Cuento: LAS PIÑATAS NUNCA DUERMEN
Mario Hernández Kellner (*)
Con la pobre iluminación del bombillo central, Chonita apenas cortaba los pliegos de papeles a colores de cinco en cinco, para adornar las piñatas que mañana romperían los niños, primero a garrotazos con los ojos vendados y luego ya sin la prohibición de mantenerse en círculo, saltarían para atraparla en el aire y despedazarla entre todos a medida que corrían en un intento pocas veces logrado de que uno se quedara con ella como trofeo. Junto a sus hijos adolescentes alquilaba ese apartamento estrecho. La mujer siguió cortando con esfuerzo, apretando mandíbulas, a medida que sus dedos endurecidos por el trabajo pesado de sus sesenta y cinco años, mantenía la tijera en la línea trazada solo en su mente. Los papeles cortados los ponía en la silla junto a la ventana, y luego regresaba al mueble rústico que era según la ocasión, mesa para comer, taller de trabajo (como en este momento) y lugar para negociar con los compradores. Cuando dejó de cortar acercó el envase de pegamento para ir fijando los papeles a manera de flecos sobre patos, payasos, conejos y hasta de un santa Claus colgado que faltaba le pegara la característica barba. Repentinamente, un ruido fuerte como de una piedra grande tirada al piso en el cuarto contiguo la hizo detenerse. Chonita pasó lentamente su mirada por encima de sus piñatas, hasta detenerse en la pared de su vecino. Las piñatas inmutables la rodeaban como los niños a la maestra escolar. Intuyendo ninguna novedad o peligro, la señora prosiguió su tarea; apoyando su pie izquierdo sobre el otro, se quitó la sandalia y luego la otra, quedando sus pies juanetudos libres. Estiró piernas, miró con atención el reloj que marcaba las once de la noche, y se alegró de pensar que apenas a la mañana siguiente cobraría las tres docenas de piñatas que se reventarían en los barrios por la feria patronal. Del cuarto de su vecino provino otro sonido no muy común, y para estar más segura decidió acercarse a la pared para escuchar.
Juan pensaba, desde que había tenido conciencia, que sus
brazos muy largos, le llegaban más abajo de lo normal. Disimulaba su situación
teniendo sus manos dentro de las bolsas del pantalón o bien sostenidas en la
hebilla de la faja. Era un pensamiento obsesivo, para nada verdadero, existente
solo para él. Sentado en una banca del parque central, viendo pasar los carros
con sus faroles encendidos mientras la noche se hacía más oscura.
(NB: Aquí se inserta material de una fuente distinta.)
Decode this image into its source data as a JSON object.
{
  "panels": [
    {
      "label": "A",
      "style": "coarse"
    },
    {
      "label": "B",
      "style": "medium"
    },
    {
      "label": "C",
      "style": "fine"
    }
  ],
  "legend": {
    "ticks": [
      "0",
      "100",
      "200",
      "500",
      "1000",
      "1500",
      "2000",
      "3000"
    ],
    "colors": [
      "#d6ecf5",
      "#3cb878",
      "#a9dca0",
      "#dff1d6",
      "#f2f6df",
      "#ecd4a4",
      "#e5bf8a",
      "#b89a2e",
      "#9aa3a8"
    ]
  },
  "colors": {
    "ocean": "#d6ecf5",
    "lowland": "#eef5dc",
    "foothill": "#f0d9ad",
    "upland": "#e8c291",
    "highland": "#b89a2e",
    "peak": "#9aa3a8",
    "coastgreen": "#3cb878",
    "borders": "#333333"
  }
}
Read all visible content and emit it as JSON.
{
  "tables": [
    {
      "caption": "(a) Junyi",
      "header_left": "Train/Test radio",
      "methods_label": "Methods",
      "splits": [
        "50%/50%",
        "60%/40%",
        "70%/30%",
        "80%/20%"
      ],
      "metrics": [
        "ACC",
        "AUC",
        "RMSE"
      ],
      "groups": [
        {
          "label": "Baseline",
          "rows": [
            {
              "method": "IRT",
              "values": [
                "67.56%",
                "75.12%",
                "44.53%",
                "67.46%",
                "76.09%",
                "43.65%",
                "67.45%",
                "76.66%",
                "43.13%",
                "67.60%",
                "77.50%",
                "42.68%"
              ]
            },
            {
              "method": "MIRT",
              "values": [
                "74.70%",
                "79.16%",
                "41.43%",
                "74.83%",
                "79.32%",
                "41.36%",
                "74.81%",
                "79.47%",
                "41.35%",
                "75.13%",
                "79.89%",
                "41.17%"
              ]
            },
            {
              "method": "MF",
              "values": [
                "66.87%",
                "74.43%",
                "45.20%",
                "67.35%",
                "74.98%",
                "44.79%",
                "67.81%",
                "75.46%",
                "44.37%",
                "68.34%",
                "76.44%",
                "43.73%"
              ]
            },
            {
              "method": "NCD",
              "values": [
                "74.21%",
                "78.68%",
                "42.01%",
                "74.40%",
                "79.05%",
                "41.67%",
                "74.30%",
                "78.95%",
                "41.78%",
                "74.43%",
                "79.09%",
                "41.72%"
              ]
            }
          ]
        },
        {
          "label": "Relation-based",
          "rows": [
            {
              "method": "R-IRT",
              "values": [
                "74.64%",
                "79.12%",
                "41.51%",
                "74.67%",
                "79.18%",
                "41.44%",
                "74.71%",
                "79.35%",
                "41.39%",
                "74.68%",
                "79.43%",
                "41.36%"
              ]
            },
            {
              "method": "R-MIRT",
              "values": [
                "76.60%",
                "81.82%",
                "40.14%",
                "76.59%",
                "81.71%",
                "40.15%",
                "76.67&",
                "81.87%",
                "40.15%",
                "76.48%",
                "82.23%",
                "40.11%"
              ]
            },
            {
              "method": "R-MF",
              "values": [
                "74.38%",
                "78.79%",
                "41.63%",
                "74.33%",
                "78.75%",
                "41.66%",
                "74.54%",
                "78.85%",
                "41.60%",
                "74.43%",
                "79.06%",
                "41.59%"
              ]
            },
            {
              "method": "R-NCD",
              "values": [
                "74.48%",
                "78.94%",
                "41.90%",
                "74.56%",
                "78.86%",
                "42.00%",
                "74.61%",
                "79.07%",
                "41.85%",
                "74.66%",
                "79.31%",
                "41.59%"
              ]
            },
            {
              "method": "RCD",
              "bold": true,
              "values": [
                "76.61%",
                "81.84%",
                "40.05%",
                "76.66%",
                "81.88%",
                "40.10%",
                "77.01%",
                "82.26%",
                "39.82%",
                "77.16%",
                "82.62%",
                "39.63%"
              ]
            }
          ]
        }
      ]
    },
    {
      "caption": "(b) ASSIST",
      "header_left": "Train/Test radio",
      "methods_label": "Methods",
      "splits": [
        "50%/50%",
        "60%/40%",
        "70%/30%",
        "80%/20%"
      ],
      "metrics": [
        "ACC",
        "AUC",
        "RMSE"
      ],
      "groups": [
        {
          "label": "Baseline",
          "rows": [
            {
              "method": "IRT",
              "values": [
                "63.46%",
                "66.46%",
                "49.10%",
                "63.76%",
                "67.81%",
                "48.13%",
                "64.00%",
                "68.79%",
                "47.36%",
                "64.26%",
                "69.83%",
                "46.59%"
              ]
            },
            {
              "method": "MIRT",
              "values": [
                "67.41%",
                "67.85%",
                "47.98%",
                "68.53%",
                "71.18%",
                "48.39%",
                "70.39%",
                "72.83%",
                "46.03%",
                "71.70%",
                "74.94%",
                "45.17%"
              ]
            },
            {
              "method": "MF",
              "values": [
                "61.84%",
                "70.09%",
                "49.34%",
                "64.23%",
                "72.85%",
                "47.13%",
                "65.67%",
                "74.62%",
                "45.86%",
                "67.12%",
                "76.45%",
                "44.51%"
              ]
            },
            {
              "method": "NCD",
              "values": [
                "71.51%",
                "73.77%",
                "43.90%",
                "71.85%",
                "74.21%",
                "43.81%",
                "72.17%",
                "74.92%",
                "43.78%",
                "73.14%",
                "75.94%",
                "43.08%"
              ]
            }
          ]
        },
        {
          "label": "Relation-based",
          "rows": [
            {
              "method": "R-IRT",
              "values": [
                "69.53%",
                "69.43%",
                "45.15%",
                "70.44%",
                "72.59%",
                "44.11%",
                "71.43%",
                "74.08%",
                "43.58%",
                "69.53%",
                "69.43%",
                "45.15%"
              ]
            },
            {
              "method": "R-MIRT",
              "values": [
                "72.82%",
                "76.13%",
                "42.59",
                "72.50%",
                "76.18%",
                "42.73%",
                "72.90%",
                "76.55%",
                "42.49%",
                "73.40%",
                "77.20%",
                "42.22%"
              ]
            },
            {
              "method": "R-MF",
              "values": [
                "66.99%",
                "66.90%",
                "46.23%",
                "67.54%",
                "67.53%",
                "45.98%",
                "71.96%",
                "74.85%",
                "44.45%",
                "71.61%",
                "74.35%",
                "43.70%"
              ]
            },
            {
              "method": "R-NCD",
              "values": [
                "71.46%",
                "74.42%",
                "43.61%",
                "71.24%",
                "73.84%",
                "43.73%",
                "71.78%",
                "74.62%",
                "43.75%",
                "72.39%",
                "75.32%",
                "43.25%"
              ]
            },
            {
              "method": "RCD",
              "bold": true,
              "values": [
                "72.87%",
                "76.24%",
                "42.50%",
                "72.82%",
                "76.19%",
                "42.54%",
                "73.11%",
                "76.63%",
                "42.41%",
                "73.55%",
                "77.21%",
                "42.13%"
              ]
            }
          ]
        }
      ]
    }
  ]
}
Su reloj
señalaba las siete y media; había escogido esa hora para estar con suficiente
anticipación, disciplina que aprendió en su formación militar y que le seguía
sirviendo ahora en su trabajo con la Organización, que una de sus funciones era
mantener libre a la patria de sus enemigos mas peligrosos: los disidentes del
régimen en el poder, y que para colmo andaban en las calles entre ciudadanos
honrados. Con pantalón oscuro y camisa manga larga verde tierno parecía un
turista más, atraídos por el bullicio de la feria, semejante a los que pasaban
frente a él con aspecto de extraños mirando a todos lados. Un niño que venía
delante sus padres perdió el equilibrio para mantener su helado sobre el cono y
lo botó frente a Juan. Al irse descongelando se formó un charco que la gente
evitaba para no mancharse los zapatos al pasar. Juan vio al otro lado de la
calle y divisó a uno de sus compañeros que se entretenía admirando la
repostería exhibida en un negocio. Su compañero estaba de espalda y de no ser
por el sombrero negro y la camisa por fuera, roja, con que lo vio anoche y hoy
por la mañana cuando se reunieron para recibir órdenes, no hubiera sido posible
que supiera que se trataba de él. De pronto se empezó a escuchar los tambores a
lo largo de la calle, muchas cuadras hacia el Este. El desfile comenzaba. El
corazón de Juan dio un vuelco, y un sudor imperceptible a otra persona, le
humedeció las manos. Su compañero giró olvidando los pasteles y budines,
mostrando la cara de matón que Juan tenia menos de un día de conocer. Sus ojos
se encontraron por entre los espacios que dejaban los vehículos y transeúntes
al ir y venir; fue un llamado de atención sin decir palabra. En la misma
dirección de los tambores, otro hombre vivía con la misma intensidad esos
minutos al igual que Juan y su compañero, siendo el jefe del trio que hoy
formaban en esa feria porteña. Juan se acordó que el jefe aguardaría en la
esquina del parque y que evitarían estar juntos hasta llegado el momento de
actuar. Solo el jefe conocía bien la ciudad y vivía en ella. Los otros dos
llegaron de diferentes lugares el día anterior. Juan recordó que anoche
mientras recibían los pormenores de la operación, a su compañero que hoy tenia
enfrente, se le había caído al piso la pistola calibre 38, y el jefe aprovechó
para enfatizar en la perfección de actuar aun en asuntos personales.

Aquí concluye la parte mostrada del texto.